How do you fix trust issues in a new relationship?
If you have trust issues in a relationship, make sure that they’re not a result of broken trust within the relationship. If you just entered into a new relationship and you’ve already been betrayed, consider that a huge red flag. If your trust issues are from past relationships, take your time in this new relationship. Remember that trust is built slowly, one step at a time.
How do you date someone with trust issues?
Don’t take their trust issues personally.
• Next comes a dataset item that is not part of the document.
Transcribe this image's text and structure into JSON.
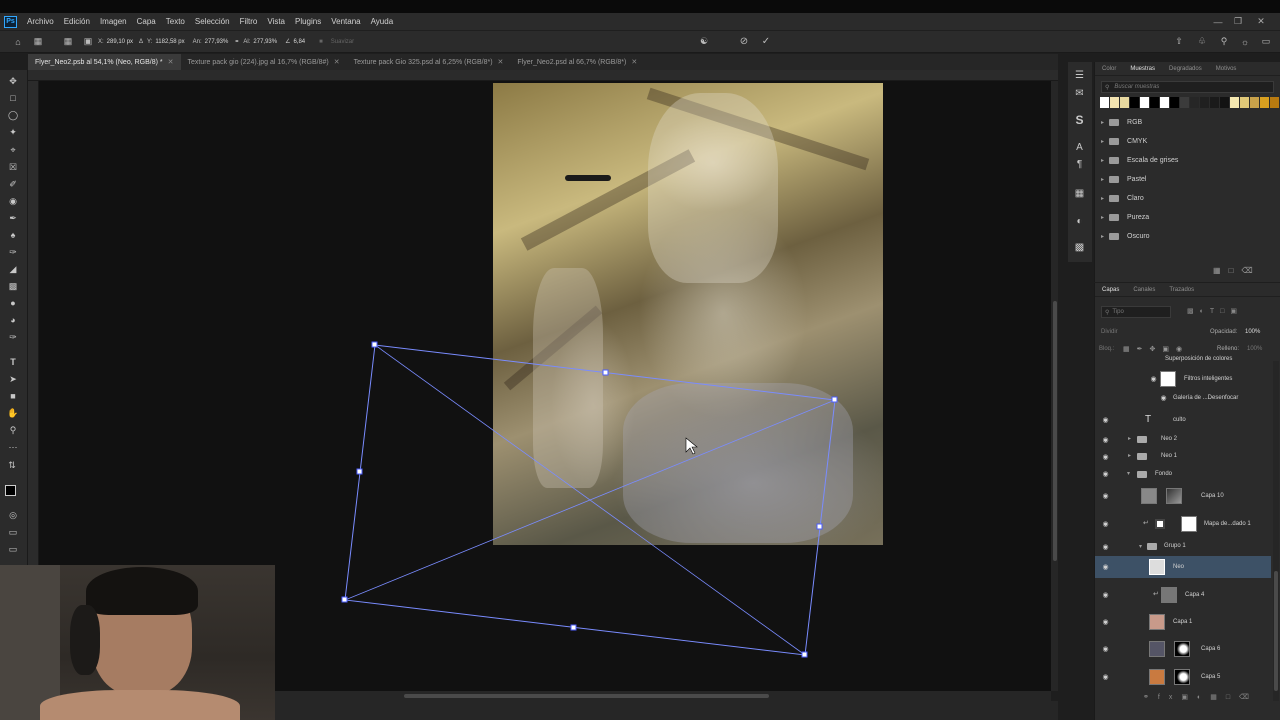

Get to know their triggers and past experiences that led them to struggle with trust. Then, remain as honest and consistent with them as you can. If their trust issues ever create bigger relationship issues (for example, they threaten to break up when they’re feeling suspicious, even though you did nothing wrong), establish some boundaries to protect yourself. And remember, even if they’re hurting from past trauma, that doesn’t grant them the right to hurt you.